I don't understand how a row of zeros gives a free variable when solving systems of linear equations. Here's an example matrix and let us say that we're trying to solve Ax=0:
$$\left[
\begin{matrix}
2 & -3 & 0 \\
3 & 5 & 0 \\
0 & 1 & 0 \\
\end{matrix}
\right]$$
This makes sense to me – you have a COLUMN of numbers corresponding to the number of times the variable $x_3$ is used for each equation and since they are all zeros, $x_3$ could have been any real number because we never get to manipulate our equations to determine a value for it. Hence, it is a free variable as it is not subject to the constraints of the equations.
$$\left[
\begin{matrix}
2 & -3 & 5 \\
0 & 5 & 1 \\
0 & 0 & 0 \\
\end{matrix}
\right]$$
Now for this second example, $x_3$ would still be a free variable. Why is this so? $x_3$ is being used in the other two equations where you could certainly come up with a finite set of answers for this variable rather than saying "It could've been anything!" right?

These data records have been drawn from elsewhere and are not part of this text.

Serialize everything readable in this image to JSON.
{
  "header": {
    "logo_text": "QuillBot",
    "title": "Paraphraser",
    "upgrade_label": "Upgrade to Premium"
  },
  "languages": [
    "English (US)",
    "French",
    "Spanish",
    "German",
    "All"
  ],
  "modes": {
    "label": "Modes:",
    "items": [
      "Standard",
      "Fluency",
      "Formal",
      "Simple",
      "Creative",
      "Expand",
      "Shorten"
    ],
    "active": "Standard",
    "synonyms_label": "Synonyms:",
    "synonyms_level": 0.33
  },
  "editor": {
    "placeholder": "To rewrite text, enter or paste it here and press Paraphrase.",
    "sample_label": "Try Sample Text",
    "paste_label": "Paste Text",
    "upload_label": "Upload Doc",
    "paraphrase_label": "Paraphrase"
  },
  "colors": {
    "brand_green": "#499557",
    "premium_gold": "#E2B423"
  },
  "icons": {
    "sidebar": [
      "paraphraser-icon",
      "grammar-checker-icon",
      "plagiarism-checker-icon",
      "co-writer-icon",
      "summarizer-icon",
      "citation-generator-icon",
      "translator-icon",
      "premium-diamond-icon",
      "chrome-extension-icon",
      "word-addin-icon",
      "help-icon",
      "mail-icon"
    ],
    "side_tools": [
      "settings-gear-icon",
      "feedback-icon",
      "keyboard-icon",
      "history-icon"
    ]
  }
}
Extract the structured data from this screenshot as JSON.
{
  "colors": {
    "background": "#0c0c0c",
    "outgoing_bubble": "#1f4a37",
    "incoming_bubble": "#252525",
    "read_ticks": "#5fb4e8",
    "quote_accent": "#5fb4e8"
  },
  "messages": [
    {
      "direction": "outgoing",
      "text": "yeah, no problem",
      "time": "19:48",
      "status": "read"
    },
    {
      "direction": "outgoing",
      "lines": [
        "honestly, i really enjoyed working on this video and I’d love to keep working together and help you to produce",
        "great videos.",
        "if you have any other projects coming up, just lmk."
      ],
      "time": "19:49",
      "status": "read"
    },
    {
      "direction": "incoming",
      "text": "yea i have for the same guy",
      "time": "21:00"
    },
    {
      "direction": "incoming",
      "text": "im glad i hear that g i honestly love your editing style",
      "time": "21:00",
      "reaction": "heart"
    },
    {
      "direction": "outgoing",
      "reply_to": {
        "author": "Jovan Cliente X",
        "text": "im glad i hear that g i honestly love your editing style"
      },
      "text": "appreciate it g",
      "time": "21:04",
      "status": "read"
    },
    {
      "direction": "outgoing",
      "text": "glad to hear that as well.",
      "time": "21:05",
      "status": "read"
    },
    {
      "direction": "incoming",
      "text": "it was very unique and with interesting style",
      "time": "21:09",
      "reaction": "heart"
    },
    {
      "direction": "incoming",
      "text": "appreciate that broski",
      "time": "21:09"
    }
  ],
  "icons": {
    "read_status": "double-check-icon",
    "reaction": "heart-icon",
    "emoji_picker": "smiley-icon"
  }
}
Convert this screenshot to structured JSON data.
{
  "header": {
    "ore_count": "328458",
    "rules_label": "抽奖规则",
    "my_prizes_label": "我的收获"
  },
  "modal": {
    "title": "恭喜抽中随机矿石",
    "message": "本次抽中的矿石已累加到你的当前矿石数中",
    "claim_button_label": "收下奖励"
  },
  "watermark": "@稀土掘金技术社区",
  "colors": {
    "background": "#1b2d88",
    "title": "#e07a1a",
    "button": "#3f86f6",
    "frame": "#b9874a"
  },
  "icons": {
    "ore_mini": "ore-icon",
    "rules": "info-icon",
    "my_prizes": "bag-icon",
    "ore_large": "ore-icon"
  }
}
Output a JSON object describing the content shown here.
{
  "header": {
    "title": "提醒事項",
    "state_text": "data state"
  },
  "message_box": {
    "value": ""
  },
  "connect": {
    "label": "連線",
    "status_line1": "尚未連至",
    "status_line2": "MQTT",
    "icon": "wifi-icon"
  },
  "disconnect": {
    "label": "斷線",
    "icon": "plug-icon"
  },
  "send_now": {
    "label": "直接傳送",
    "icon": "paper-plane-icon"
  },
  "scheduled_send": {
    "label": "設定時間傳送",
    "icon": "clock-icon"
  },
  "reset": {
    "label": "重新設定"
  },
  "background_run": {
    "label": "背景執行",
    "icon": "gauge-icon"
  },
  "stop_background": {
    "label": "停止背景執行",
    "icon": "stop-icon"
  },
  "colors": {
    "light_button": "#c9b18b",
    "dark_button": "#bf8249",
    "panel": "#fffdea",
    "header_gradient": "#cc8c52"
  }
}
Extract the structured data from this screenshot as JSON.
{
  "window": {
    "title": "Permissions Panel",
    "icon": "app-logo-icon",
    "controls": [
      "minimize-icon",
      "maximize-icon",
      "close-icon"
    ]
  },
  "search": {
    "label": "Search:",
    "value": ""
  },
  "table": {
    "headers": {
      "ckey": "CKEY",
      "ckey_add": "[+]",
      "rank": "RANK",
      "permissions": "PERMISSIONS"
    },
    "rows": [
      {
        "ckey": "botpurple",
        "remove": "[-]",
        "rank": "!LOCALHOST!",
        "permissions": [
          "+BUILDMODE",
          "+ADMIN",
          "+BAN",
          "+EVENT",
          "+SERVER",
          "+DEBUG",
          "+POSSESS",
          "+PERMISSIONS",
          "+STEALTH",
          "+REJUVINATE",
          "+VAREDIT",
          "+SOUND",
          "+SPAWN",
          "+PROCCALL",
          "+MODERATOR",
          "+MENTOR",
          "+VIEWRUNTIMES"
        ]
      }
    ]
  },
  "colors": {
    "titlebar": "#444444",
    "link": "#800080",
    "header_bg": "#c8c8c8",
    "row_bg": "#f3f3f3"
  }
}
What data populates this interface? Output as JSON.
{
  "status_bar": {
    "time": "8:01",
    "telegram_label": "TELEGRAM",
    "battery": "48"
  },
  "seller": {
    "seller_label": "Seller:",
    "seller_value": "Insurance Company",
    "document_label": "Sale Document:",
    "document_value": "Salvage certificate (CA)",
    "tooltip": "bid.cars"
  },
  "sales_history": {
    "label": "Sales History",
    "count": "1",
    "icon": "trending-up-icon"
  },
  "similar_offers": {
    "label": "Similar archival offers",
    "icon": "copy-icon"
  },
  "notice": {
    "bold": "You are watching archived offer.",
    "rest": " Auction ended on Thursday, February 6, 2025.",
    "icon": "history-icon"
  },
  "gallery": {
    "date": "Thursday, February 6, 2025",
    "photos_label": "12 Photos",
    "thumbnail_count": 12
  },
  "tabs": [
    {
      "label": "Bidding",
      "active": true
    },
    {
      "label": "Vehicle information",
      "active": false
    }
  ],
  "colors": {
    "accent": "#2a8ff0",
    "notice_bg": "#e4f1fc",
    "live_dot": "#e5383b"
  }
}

Also is it entirely arbitrary that $x_3$ is the free variable or could it be decided that $x_1$ or $x_2$ is free instead?
Could someone explain to me in a more layman or simplified form on why a row of zeros magically makes a free variable?
Please help me 🙁
Best Answer
Fewer equations than unknowns means you cannot solve the set in a unique way. If you have three variables and in effect two equations as you have, then any one of the three variables can be seen as free. However, once you choose a value for it, the value of the two other variables will be forced.
Studying interactions like this in general polynomial equations (i.e. the variables appear with natural number exponents, no roots or logarithms or anything) is the field of algebraic geometry. When working with matrices, row reducing and finding inverses and stuff, all of the variables only have the exponent $1$, and therefore it's called linear algebra.